I think that's part of a key difference between my approach to SPN when I watched 1x17 ("who are these people even; I don't understand this at all") and when I watched 4x01, and then 4x02, and then 4x03--("I don't know these people at all--yet.)
Ah, the sweet music of "yet." This time, I waited for that "yet." <3
# I've always loved that Dean actually steals glances back at the road while he's snapping that spoony picture of Sam.
# Even if it wasn't a real symbol this time, just like I'm impressed with Sam's tree-drawing abilities, I'm also impressed with Dean's sigil-memory. In my headcanon (and also in canon canon, since Dean's surprise!drawn sigils very quickly at multiple points) Dean is an exceptional talent with this. And obviously, they've both been very strictly trained. Dean's recollection of monsters and their death knells is memorized to the tune of several Led Zeppelin albums (and he'd never admit this, but as a result of this mnemonic he really doesn't like those albums very much anymore), but symbols and pictures and faces come easy. He remembers the house Lucas Barr drew out on Lake Manitoc, he remembers the sigil that can burn angels into oblivion, and even now, at the end of the road, at the end of the day, at the end of his life, he remembers Alistair's face in Hell. When he looks in the mirror for the first time south of human, he sees it again. And all of hell floods back.
# I love how old school this episode is, insofar as the social media goes. Ah, 2006. <3 Back in the days when it seemed like everyone had a domain or a subdomain of their own--streaming live not out of mom's basement, but probably out of the basement of an online friend of yours. I'll bet Hellhoundz-Lair had a guestbook and a message board and an obnoxious hit tracker and maybe even a tagboard (REMEMBER TAGBOARDS??? GUYS WHO REMEMBERS TAGBOARDS.)
# Clearly I didn't appreciate them the first time through, but the pranks are adorable in their utterly mundane, pedestrian kind of way. They're just so--impotent, and deliberately so. I mean, Sam and Dean coming off a case where they nearly get themselves and their father killed, and they're about to rush into one that involves a bunch of sick, dying kids and a whole passel of traumatic childhood memories. Within a few months, Sam will have experienced the essential death of his brother, the death of his father, and Dean will be weathering the anguish of not having died (and not for the first time, either) and guess proxy-killing his father. Which makes everything about 1x17 so funny but so sad at the same time. ;(
# Obligatory mention of that ridiculous trout fisherman cuckoo clock. You have no idea how very very very very very badly I want to own one of those so I can hang it right next to my kitchen table.

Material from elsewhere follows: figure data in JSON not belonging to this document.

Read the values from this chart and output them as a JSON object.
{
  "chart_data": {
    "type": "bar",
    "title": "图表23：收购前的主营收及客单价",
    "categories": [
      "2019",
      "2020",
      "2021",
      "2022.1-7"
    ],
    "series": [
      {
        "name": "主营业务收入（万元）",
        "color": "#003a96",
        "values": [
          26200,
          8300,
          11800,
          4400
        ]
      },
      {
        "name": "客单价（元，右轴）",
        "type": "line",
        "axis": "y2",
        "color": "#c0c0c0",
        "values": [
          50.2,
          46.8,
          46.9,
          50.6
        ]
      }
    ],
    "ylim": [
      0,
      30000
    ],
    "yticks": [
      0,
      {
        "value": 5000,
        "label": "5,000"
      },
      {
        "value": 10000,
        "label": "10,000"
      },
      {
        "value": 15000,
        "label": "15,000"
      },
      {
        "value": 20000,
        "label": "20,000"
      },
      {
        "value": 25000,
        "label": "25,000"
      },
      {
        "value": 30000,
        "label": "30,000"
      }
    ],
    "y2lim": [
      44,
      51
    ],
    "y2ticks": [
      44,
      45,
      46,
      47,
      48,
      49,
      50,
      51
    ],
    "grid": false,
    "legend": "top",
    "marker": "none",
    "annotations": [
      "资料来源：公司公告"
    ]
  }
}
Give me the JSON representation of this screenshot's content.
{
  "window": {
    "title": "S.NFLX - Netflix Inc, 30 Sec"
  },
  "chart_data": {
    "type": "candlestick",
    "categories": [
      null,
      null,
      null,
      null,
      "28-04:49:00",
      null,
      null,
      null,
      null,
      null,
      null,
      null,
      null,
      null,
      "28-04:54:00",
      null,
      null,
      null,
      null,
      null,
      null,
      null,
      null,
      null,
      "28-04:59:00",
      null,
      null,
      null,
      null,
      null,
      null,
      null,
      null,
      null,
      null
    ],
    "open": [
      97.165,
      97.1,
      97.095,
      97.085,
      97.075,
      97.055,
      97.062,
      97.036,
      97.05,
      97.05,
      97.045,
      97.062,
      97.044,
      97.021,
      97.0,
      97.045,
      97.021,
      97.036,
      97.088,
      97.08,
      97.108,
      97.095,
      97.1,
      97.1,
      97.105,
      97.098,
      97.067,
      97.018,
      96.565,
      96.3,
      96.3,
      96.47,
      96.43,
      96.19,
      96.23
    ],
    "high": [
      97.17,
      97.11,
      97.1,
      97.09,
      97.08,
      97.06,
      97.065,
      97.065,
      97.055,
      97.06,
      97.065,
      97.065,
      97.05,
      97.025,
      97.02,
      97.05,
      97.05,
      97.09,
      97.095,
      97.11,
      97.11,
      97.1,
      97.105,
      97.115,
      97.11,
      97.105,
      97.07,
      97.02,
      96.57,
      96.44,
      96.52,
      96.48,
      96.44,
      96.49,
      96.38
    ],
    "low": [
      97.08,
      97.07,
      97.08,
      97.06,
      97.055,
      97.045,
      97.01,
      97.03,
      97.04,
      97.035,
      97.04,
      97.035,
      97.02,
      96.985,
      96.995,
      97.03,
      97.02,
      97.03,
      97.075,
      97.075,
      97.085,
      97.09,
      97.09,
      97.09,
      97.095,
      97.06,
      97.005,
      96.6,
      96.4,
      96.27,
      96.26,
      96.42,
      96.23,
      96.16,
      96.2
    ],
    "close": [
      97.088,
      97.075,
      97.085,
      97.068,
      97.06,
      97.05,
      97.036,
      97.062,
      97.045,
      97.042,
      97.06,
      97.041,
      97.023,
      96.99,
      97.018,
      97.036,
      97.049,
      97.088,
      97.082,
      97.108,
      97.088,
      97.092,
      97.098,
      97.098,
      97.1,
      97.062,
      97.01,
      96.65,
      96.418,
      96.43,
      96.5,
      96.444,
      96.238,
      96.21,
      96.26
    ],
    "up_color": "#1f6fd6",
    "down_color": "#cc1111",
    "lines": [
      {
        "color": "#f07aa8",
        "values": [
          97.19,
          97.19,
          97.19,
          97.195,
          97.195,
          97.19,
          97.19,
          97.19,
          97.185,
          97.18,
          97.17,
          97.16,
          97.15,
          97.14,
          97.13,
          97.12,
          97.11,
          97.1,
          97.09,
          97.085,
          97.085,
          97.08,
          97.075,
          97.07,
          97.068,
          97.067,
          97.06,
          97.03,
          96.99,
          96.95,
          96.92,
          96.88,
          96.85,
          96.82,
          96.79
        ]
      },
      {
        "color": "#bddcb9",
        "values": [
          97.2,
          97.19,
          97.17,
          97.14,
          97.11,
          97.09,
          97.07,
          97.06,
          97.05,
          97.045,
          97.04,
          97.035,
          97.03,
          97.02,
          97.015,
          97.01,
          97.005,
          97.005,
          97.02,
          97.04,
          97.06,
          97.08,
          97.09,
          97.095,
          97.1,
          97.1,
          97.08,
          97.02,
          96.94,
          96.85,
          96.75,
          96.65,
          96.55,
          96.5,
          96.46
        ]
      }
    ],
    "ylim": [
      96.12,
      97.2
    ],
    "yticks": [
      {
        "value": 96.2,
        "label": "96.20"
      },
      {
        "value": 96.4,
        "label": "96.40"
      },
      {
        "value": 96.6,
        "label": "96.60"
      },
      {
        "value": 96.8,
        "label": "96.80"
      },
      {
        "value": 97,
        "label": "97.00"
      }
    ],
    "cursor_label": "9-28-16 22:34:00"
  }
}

# I wonder how many times Sam's used that strategy--that is, his coercive performance of... well, something, which somehow manages to 1) cue Dean into playing along almost seamlessly, and 2) immediately turn its subjects against their better judgments. And I wonder whom Sam tried it out on first. I'll bet that he never once dreamed that he'd be able to pull the same simple stunt in a context that would give it the power not only to obviate the need for torture, but also put him and his brother back on the same page for a few precious, hard-won minutes (9x21 "King of the Damned").
I'm both fascinated and devastated by the idea of being able to carve out these moments of solidarity/security with each other, but only by virtue of manipulating a third party into a false reality, in which they perform an act--and in this burlesque, they are brothers.